IBM speech technology crosses language barriers

IBM is now testing speech technology that can verify speakers' identities over the telephone, even if they are not speaking their native languages.

On the eve of the SpeechTek trade show, which begins today and runs through Thursday in New York City, Brian Garr, IBM's director for enterprise speech, said the company is likely to release products with the speaker verification feature "within the next 12 months."

Speaker verification, also known as voice-print recognition, can be used by companies to authenticate customers over the telephone and serve as a spoken equivalent to a password. If and when laws adapt, it could also eventually serve as a legal proxy for a written signature.

For speakers' identities to be identified, they would first have to provide a sample of their voice.

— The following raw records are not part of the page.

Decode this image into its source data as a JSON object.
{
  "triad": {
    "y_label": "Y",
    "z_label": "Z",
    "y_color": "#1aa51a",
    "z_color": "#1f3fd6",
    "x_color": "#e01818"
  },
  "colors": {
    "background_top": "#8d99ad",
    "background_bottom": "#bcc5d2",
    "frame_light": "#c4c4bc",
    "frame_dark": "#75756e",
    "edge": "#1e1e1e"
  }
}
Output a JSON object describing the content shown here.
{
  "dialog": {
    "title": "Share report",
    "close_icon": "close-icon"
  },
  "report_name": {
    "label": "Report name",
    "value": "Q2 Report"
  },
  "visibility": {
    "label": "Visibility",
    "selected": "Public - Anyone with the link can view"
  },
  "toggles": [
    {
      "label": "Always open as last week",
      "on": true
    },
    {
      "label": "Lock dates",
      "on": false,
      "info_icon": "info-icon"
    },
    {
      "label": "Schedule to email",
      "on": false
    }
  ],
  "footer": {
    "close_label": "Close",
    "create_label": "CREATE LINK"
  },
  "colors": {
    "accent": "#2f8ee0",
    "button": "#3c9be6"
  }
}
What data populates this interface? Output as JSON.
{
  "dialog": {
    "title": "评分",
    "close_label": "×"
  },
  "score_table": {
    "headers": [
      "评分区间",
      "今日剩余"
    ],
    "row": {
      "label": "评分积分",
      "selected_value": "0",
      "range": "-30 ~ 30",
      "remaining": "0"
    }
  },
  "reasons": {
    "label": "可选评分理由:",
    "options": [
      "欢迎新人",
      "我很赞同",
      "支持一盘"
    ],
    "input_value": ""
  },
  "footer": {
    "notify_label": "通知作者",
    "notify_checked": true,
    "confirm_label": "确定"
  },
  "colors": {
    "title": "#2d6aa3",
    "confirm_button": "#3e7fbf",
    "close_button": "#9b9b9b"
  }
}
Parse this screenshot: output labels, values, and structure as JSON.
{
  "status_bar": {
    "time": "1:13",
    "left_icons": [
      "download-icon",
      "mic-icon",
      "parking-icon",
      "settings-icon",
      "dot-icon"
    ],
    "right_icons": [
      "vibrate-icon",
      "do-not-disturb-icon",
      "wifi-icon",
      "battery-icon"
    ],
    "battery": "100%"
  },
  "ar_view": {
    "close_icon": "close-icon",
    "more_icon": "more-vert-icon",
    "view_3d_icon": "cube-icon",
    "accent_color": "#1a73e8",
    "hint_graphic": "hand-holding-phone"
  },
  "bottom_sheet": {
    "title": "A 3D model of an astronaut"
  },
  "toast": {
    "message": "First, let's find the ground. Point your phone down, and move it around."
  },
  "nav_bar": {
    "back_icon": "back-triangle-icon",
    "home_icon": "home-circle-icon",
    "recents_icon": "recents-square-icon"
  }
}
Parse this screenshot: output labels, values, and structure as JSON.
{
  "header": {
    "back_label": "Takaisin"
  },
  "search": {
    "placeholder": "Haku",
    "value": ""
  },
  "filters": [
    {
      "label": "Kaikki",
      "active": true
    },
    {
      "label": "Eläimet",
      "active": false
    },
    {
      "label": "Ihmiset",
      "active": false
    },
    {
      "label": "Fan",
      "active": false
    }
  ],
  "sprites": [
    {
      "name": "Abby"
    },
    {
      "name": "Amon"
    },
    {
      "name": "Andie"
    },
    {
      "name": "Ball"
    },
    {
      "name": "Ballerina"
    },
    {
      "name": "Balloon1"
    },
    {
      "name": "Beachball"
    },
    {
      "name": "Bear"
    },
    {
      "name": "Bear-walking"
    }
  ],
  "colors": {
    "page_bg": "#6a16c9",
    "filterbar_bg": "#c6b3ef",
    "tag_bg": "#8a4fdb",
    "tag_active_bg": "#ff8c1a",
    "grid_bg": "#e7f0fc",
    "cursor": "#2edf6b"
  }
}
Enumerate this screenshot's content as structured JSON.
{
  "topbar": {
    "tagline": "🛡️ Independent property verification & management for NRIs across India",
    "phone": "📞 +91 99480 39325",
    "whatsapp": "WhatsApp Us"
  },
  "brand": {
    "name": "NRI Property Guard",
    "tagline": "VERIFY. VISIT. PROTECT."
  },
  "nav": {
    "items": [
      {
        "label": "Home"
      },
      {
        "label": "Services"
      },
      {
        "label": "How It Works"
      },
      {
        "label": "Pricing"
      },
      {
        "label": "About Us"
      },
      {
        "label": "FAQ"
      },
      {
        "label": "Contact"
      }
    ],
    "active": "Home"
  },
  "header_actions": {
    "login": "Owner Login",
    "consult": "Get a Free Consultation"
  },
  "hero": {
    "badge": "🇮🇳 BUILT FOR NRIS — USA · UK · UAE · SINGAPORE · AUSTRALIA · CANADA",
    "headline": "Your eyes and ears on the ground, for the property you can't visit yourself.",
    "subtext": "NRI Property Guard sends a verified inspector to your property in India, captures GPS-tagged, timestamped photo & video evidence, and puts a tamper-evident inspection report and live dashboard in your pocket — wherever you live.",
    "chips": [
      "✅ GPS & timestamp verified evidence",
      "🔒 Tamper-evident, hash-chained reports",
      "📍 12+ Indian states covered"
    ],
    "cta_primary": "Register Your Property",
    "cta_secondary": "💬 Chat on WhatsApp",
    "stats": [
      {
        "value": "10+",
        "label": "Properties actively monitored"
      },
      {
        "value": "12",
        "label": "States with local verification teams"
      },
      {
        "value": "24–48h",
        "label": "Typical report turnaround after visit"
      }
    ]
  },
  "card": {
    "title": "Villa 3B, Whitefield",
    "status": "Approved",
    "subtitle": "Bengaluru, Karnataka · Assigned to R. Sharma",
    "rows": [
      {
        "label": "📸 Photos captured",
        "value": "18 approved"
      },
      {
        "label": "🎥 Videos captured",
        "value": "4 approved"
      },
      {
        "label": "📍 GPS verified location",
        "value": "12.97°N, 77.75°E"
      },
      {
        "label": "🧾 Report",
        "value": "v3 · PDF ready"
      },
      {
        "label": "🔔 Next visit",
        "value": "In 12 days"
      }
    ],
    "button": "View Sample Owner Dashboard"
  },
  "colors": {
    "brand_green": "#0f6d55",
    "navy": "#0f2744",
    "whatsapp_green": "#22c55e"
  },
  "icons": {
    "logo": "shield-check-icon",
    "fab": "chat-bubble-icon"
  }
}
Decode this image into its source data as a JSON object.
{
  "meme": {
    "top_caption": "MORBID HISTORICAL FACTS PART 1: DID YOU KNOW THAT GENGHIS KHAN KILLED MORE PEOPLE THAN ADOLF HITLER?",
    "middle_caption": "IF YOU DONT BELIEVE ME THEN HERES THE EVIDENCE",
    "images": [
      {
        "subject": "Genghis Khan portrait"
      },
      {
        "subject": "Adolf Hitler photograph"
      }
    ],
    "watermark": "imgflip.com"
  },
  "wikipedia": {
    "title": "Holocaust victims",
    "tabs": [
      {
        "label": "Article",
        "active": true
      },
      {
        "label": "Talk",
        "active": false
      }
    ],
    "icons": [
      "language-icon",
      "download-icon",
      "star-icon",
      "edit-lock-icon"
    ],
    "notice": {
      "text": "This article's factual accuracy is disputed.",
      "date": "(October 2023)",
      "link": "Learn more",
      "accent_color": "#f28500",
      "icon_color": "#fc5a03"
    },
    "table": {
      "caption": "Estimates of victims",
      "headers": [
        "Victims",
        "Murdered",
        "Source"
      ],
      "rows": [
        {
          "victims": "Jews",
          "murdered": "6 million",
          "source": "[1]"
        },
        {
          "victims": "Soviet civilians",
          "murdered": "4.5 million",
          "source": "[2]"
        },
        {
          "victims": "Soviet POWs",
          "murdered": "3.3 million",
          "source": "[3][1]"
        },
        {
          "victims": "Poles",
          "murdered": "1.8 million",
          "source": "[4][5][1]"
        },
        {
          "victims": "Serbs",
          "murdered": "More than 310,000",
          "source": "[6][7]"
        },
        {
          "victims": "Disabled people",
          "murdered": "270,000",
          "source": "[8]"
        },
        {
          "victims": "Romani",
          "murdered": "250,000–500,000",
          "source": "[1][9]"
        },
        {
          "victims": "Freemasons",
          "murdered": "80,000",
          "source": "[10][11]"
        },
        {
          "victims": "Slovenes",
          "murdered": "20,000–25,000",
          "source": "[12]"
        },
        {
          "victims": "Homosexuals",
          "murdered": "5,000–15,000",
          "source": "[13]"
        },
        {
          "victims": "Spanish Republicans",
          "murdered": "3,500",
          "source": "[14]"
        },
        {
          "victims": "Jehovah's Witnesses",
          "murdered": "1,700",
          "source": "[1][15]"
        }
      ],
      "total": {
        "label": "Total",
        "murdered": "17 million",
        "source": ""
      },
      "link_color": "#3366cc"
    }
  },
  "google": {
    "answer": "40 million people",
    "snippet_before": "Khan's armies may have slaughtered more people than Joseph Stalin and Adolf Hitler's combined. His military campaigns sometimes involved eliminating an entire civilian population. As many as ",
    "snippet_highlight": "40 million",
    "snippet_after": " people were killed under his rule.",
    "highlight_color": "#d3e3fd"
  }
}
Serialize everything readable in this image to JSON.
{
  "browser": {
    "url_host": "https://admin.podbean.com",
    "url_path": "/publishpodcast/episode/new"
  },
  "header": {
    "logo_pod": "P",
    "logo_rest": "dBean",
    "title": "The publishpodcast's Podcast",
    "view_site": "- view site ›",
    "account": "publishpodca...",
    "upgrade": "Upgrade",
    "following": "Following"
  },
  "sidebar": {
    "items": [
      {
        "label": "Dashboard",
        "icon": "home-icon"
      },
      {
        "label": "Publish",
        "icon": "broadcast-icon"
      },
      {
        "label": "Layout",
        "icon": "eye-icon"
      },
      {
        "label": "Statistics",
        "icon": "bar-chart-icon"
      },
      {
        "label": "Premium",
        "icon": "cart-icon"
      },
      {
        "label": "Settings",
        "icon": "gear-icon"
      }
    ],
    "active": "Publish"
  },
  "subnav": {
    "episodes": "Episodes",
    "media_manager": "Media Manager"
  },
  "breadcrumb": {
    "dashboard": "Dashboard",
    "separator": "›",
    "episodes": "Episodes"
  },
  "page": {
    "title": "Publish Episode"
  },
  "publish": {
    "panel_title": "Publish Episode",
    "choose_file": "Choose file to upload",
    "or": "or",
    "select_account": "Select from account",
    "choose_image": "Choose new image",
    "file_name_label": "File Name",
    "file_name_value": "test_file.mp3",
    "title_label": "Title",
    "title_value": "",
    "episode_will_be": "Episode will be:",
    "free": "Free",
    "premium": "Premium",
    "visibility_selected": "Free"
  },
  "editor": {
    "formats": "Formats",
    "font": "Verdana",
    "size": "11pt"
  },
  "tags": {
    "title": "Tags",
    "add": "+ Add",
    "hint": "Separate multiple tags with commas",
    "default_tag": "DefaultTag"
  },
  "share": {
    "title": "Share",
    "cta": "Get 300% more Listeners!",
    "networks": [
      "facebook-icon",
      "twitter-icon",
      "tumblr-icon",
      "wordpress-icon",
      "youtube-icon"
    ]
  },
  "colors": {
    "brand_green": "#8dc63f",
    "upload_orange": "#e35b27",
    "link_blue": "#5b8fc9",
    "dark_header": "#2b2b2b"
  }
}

"You could say very little. It could be just a single sentence, like 'My name is my password,'" Garr said. "You could register in English, and then later verify in French or German. As far as I know, we're the only company that can do that."

IBM does not yet boast such technology in its chief voice product, WebSphere Voice Server. But Garr said that the product, used by 87,000 customers as a way to enhance customer service, has important back-end technology that enables companies to integrate it with other WebSphere middleware products such as its WebSphere Application Server.

Garr said IBM recently won a new customer, German voice systems integrator dtms Solutions, as a customer. The company had previously used technology from market leader Nuance Communications. Nuance merged with ScanSoft in October. At the time, the combined firm held about three-quarters of the speech recognition market, according to Gartner Group.

Garr declined to reveal Voice Server's exact sales, saying only that it has sold "thousands of ports." He said that the speech recognition market has grown slower than expected, but that adoption of Voice-over-Internet-Protocol (VOIP) as well as Service-Oriented Architectures (SOAs) should help spur demand.

One area where IBM appears to be lagging is in support for the VoiceXML 2.0 format, a World Wide Web Consortium (W3C) standard supported by several companies. including Nuance, Avaya and Nortel.

According to Ken Rehor, a telecommunications consultant who also chairs the VoiceXML Forum, the group has now certified a total of 18 platforms and services as compliant with VoiceXML 2.0.

Microsoft, a growing player in speech technology, is readying its own Speech Server 2007, which will support VoiceXML 2.0.

But Microsoft suffered an embarrassing moment late last month when, during a demonstration in front of financial analysts of the upcoming Windows Vista operating system's built-in voice recognition capabilities, the software continually spelled out different words than were being spoken.

When asked how IBM's voice products differ from those from Microsoft, Garr said: "Primarily because we provide an entire application stack through WebSphere," he said. "Speech technology is what it is. We're all pretty good at it at this point."